Lei dice con franchezza e sbuffando che fa la commessa in un grande negozio di profumeria
e affini, ed io spiego subito che anche la mia attività è piuttosto grigia e
monotona nell’ufficio dove lavoro. <<Sei fidanzato?>>, chiede
Stefania di colpo, tanto per sgombrare il campo da ogni possibile equivoco, ed
io, dopo qualche titubanza, rispondo di no, che non lo sono. <<E
tu?>>, le chiedo io per pura cortesia, visto che sono poco interessato a
quell’argomento; ma lei risponde che ha una storia complicata alle spalle, che
ancora non si è chiusa del tutto, ma probabilmente nei prossimi tempi troverà
la sua giusta fine. <<Come tutti, d’altronde>>, riprende a dire;
<<chi non è un po’ incasinato al giorno d’oggi>>, mi fa. Annuisco,
mi pare quasi che questa ragazza abbia già compreso più di quello che le ho
detto, e che certe volte, come sostiene Sergio, non ci sia bisogno di usare
tante parole per comprendersi bene.
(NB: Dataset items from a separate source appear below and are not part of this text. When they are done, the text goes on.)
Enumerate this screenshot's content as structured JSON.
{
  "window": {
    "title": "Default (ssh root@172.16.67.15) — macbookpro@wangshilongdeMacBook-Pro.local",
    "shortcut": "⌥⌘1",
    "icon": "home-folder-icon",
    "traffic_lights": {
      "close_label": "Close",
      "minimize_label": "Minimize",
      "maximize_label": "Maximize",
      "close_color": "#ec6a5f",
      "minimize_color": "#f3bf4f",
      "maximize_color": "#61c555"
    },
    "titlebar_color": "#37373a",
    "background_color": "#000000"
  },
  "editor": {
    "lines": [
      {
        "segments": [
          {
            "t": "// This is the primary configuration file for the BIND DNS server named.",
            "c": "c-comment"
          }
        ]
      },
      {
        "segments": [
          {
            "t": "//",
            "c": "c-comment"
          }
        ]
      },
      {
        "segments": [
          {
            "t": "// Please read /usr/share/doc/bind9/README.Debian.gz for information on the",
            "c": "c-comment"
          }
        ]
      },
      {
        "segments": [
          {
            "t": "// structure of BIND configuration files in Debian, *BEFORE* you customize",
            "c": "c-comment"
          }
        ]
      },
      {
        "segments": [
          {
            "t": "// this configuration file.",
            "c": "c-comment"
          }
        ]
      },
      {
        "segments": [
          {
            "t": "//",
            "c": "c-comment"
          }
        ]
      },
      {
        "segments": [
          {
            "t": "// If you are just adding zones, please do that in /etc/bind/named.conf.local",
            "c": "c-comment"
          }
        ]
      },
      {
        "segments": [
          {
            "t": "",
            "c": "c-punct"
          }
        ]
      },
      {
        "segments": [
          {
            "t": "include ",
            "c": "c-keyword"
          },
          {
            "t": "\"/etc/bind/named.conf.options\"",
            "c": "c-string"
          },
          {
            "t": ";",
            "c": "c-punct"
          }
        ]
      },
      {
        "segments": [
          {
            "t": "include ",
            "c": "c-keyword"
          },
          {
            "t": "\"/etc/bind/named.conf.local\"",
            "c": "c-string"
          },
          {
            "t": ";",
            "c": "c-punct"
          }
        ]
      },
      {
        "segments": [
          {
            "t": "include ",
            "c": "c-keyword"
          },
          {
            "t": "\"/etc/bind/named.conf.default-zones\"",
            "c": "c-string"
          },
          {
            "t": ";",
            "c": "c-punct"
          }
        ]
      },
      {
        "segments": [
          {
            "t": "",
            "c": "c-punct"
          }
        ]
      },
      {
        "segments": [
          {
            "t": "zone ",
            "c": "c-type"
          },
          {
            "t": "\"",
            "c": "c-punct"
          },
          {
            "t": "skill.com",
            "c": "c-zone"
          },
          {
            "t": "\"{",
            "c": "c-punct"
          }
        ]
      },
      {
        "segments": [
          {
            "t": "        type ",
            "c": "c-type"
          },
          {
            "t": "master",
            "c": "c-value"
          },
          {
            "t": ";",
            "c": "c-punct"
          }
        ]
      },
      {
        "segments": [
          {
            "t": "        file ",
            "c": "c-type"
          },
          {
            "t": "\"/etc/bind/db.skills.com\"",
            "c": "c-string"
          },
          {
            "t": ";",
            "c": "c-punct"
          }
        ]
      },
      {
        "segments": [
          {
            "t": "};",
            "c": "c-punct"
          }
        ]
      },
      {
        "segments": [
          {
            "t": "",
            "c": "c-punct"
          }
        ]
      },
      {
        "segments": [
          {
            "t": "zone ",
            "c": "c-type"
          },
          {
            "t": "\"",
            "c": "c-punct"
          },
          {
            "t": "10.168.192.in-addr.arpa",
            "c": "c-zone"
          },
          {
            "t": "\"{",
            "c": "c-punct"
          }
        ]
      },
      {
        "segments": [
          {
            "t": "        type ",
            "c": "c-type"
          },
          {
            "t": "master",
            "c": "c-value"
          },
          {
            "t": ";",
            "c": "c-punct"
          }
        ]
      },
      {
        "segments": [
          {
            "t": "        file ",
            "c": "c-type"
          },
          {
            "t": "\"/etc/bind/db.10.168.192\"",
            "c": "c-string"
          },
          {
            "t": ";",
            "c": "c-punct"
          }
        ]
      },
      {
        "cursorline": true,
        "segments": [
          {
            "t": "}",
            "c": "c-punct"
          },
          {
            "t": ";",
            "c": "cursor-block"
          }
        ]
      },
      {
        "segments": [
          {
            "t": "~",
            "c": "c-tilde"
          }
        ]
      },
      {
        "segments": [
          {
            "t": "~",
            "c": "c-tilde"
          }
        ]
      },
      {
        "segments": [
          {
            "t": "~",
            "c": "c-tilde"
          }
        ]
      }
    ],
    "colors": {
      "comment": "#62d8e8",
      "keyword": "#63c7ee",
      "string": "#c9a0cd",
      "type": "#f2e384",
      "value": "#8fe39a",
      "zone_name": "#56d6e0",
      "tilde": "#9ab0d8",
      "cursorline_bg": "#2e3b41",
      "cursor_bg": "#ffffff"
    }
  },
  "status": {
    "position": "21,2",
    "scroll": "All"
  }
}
Lei poi aggiunge qualcosa di divertente, ed
io rido anche se non ho compreso bene le parole che ha detto. Penso che in
fondo io debba soltanto rilassarmi maggiormente, e magari evitare che i
pensieri negativi proseguano a navigarmi dentro la testa. Sono cosciente di
aver bevuto ancora, e che alla fine, quando ho provato ad alzarmi dalla sedia,
mi sono sentito girare tutto il locale attorno a me.
Stefania mi
accompagna fuori, quando vede che barcollo, <<giusto per prendere una
boccata d’aria>>, le dico, e all’improvviso provo il terrore che mi
voglia baciare o cose del genere. Niente di tutto questo invece, però mi
sorregge, ed io all’improvviso le sono grato, eternamente riconoscente.